April 9, 2017

Blog Migration Notes

My SSL certificate expired at the end of last month. And I lost the private key of my EC2 instance by chance. As I didn't want renew the SSL certificate and my amazon account is running out of credit, I decide to migrate my blog to vultr. I keep a migration notes here, so the migration will be more efficient next time.

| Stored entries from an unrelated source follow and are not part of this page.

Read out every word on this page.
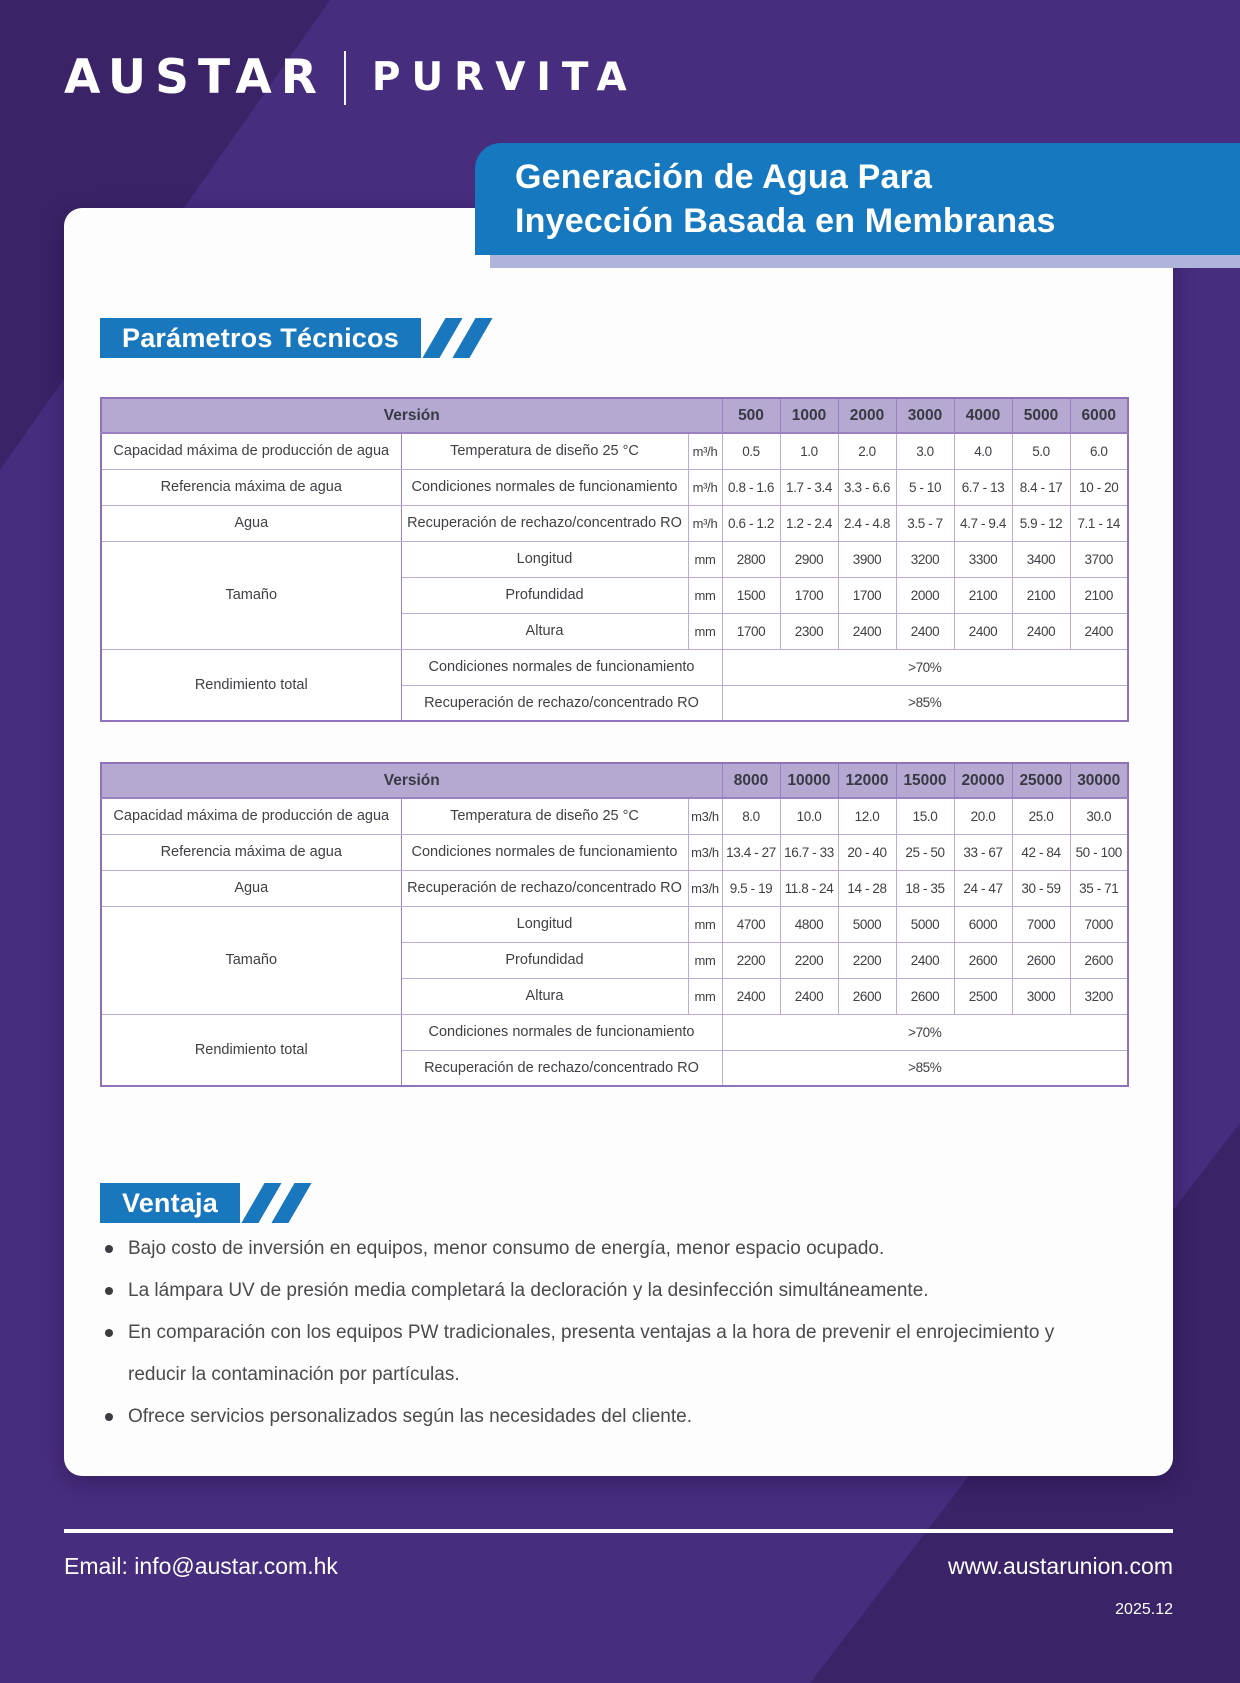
AUSTAR PURVITA
Generación de Agua Para
Inyección Basada en Membranas
Parámetros Técnicos
Versión			500	1000	2000	3000	4000	5000	6000
Capacidad máxima de producción de agua	Temperatura de diseño 25 °C	m³/h	0.5	1.0	2.0	3.0	4.0	5.0	6.0
Referencia máxima de agua	Condiciones normales de funcionamiento	m³/h	0.8 - 1.6	1.7 - 3.4	3.3 - 6.6	5 - 10	6.7 - 13	8.4 - 17	10 - 20
Agua	Recuperación de rechazo/concentrado RO	m³/h	0.6 - 1.2	1.2 - 2.4	2.4 - 4.8	3.5 - 7	4.7 - 9.4	5.9 - 12	7.1 - 14
Tamaño	Longitud	mm	2800	2900	3900	3200	3300	3400	3700
	Profundidad	mm	1500	1700	1700	2000	2100	2100	2100
	Altura	mm	1700	2300	2400	2400	2400	2400	2400
Rendimiento total	Condiciones normales de funcionamiento		>70%						
	Recuperación de rechazo/concentrado RO		>85%						
Versión			8000	10000	12000	15000	20000	25000	30000
Capacidad máxima de producción de agua	Temperatura de diseño 25 °C	m3/h	8.0	10.0	12.0	15.0	20.0	25.0	30.0
Referencia máxima de agua	Condiciones normales de funcionamiento	m3/h	13.4 - 27	16.7 - 33	20 - 40	25 - 50	33 - 67	42 - 84	50 - 100
Agua	Recuperación de rechazo/concentrado RO	m3/h	9.5 - 19	11.8 - 24	14 - 28	18 - 35	24 - 47	30 - 59	35 - 71
Tamaño	Longitud	mm	4700	4800	5000	5000	6000	7000	7000
	Profundidad	mm	2200	2200	2200	2400	2600	2600	2600
	Altura	mm	2400	2400	2600	2600	2500	3000	3200
Rendimiento total	Condiciones normales de funcionamiento		>70%						
	Recuperación de rechazo/concentrado RO		>85%						
Ventaja
Bajo costo de inversión en equipos, menor consumo de energía, menor espacio ocupado.
La lámpara UV de presión media completará la decloración y la desinfección simultáneamente.
En comparación con los equipos PW tradicionales, presenta ventajas a la hora de prevenir el enrojecimiento y reducir la contaminación por partículas.
Ofrece servicios personalizados según las necesidades del cliente.
Email: info@austar.com.hk	www.austarunion.com
2025.12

  • Step 1: Back up blog data.
    As my blog is backed by Ghost, I exported blog data in its control panel and got a json file.
  • Step 2: Install nodejs and npm on new VPS.
    Install nodejs and npm with the package manager of your distribution. Take Ubuntu for example.
    $ sudo apt-get install nodejs
    $ sudo apt-get install npm
    On some versions of Debian/Ubuntu, nodejs-legacy package is required. It provides necessary symbolic links.
    $ sudo apt-get install nodejs-legacy
  • Step 3: Install Ghost.
    Download Ghost and unzip it.
    $ curl -L https://ghost.org/zip/ghost-latest.zip -o ghost.zip
    $ unzip -uo ghost.zip -d /var/www/ghost
    Now install dependency for Ghost.
    $ cd /var/www/ghost && npm install --production
  • Step 4: Configure Ghost.
    Create config.js.
    $ cd /var/www/ghost && cp config.example.js config.js
    Substitute domain name in production section with your own. If you don't need mail service, leave the mail brackets blank. If you do, Mailgun is recommended.
  • Step 5: Make Ghost run.
    $ npm start --production works fine surely. But if you log out from SSH, ghost will stop running. forever give us a way to run Ghost as a service.
    $ npm install forever -g
    $ NODE_ENV=production forever start index.js
  • Step 6: Obtain a SSL certificate.
    Let's Encrypt provides free SSL certificate. Detailed information can be found at https://letsencrypt.org/.
    Since Let's Encrypt certificate only last for 90 days, I add a line to crontab to auto renew certificate.
    0 6 * * 1 certbot renew
  • Step 7: Reverse proxy with nginx.
    By default, Ghost runs on port 2368. It's not recommend to run Ghost directly on port 80 for security concerns. We should run Ghost with a web server and proxy the access of port 80 to port 2368. I prefer nginx.
    Create a configuration file for ghost and create a symbolic link.
    $ touch /etc/nginx/sites-available/ghost.conf
    $ sudo ln -s /etc/nginx/sites-available/ghost.conf /etc/nginx/sites-enabled/ghost.conf
    Here's my ghost.conf, it contains SSL configuration.
server {
    listen 80;
    server_name shunix.com;

    location / {
        return 301 https://$server_name$request_uri;
    }
}

server {
    server_name www.shunix.com;
    return 301 $scheme://shunix.com$request_uri;
}

server {
     listen 443 ssl;
     server_name shunix.com;

     root /var/www/ghost;
     index index.html index.htm;
     client_max_body_size 10G;

     location / {
         proxy_pass http://localhost:2368;
         proxy_set_header X-Forwarded-For $proxy_add_x_forwarded_for;
         proxy_set_header Host $http_host;
         proxy_set_header X-Forwarded-Proto $scheme;
         proxy_buffering off;
     }
     ssl on;
     ssl_certificate /etc/letsencrypt/live/shunix.com/fullchain.pem;
     ssl_certificate_key /etc/letsencrypt/live/shunix.com/privkey.pem;
     ssl_prefer_server_ciphers On;
     ssl_protocols TLSv1 TLSv1.1 TLSv1.2;
     ssl_ciphers ECDH+AESGCM:DH+AESGCM:ECDH+AES256:DH+AES256:ECDH+AES128:DH+AES:ECDH+3DES:DH+3DES:RSA+AESGCM:RSA+AES:RSA+3DES:!aNULL:!MD5:!DSS;
 }
  • Step 8: Change A record to point to new IP address.
  • Step 9: Setup account and import data.

Till now, we have complete the migration, the new blog should be online.